In an interim management statement, covering July 1 to September 30, the drug delivery specialist said that it is on track to file the NDA for Flutiform (fluticasone and formoterol) with the US Food & Drug Administration in the first quarter of 2009. Last week, SkyePharma announced what it described as “excellent top-line results” from its final Phase III efficacy study for the combo and chief executive Ken Cunningham said that with “growing revenues from across our portfolio and declining costs for the development of Flutiform, we continue to focus on moving SkyePharma towards long-term profitable growth”.

With regards to revenues, the company said that, “as in the first half of the year”, revenues since July “continue to show significant growth compared with the 2007 run rate”. The rise has been primarily driven by increases in contract R&D, plus an increase in royalty income following the launches of AstraZeneca’s inhaled corticosteroid Pulmicort HFA-MDI (budesonide), Schiele Pharma’s blood pressure drug Sular (nisoldipine) and GlaxoSmithKline’s Parkinson’s disease treatment Requip Once-a-day (ropinirole).
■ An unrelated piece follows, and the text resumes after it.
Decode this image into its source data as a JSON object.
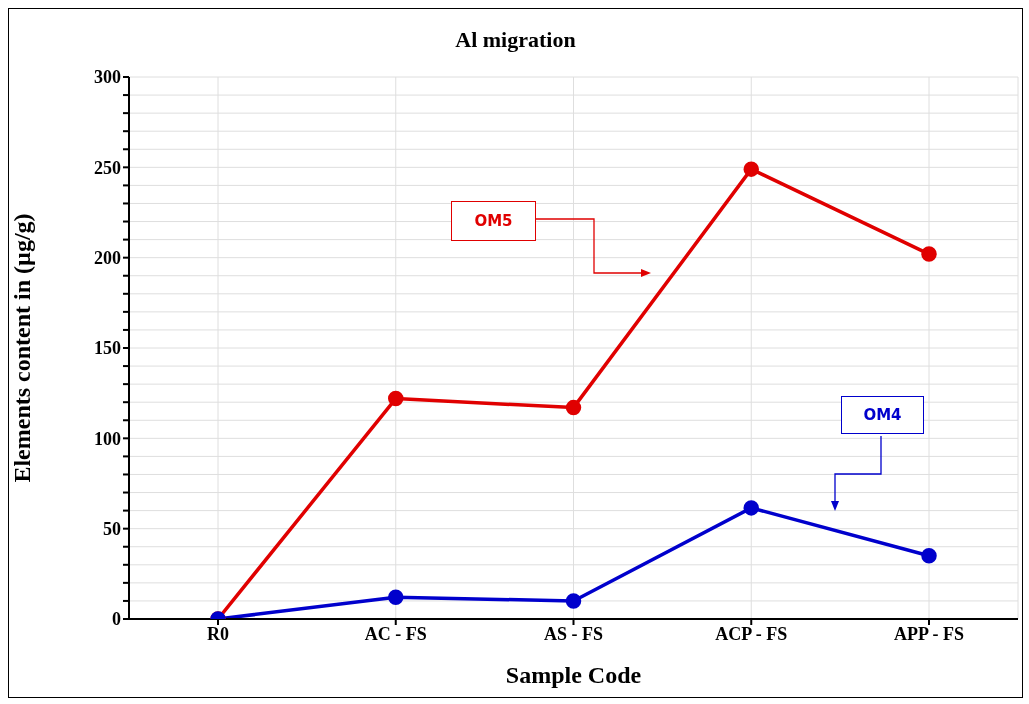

However, SkyePharma is unlikely to get much more cash out of its pact with GSK has on the antidepressant Paxil CR (paroxetine controlled-release). Mylan launched a generic erosion in May and the take-up “has been, as expected, quite rapid”, the firm noted. By the end of August, 80% of new prescriptions and 75% of total prescriptions were being written for the copycat version of Paxil CR.

Prospects for the firm look pretty healthy seeing as how SkyePharma recently finalised the new terms of the 2024 and 2025 convertible bonds, deferring the earliest dates at which the bondholders may call for repayment to November 2013 and December 2014 respectively. It also completed placement, raising £18.4 million.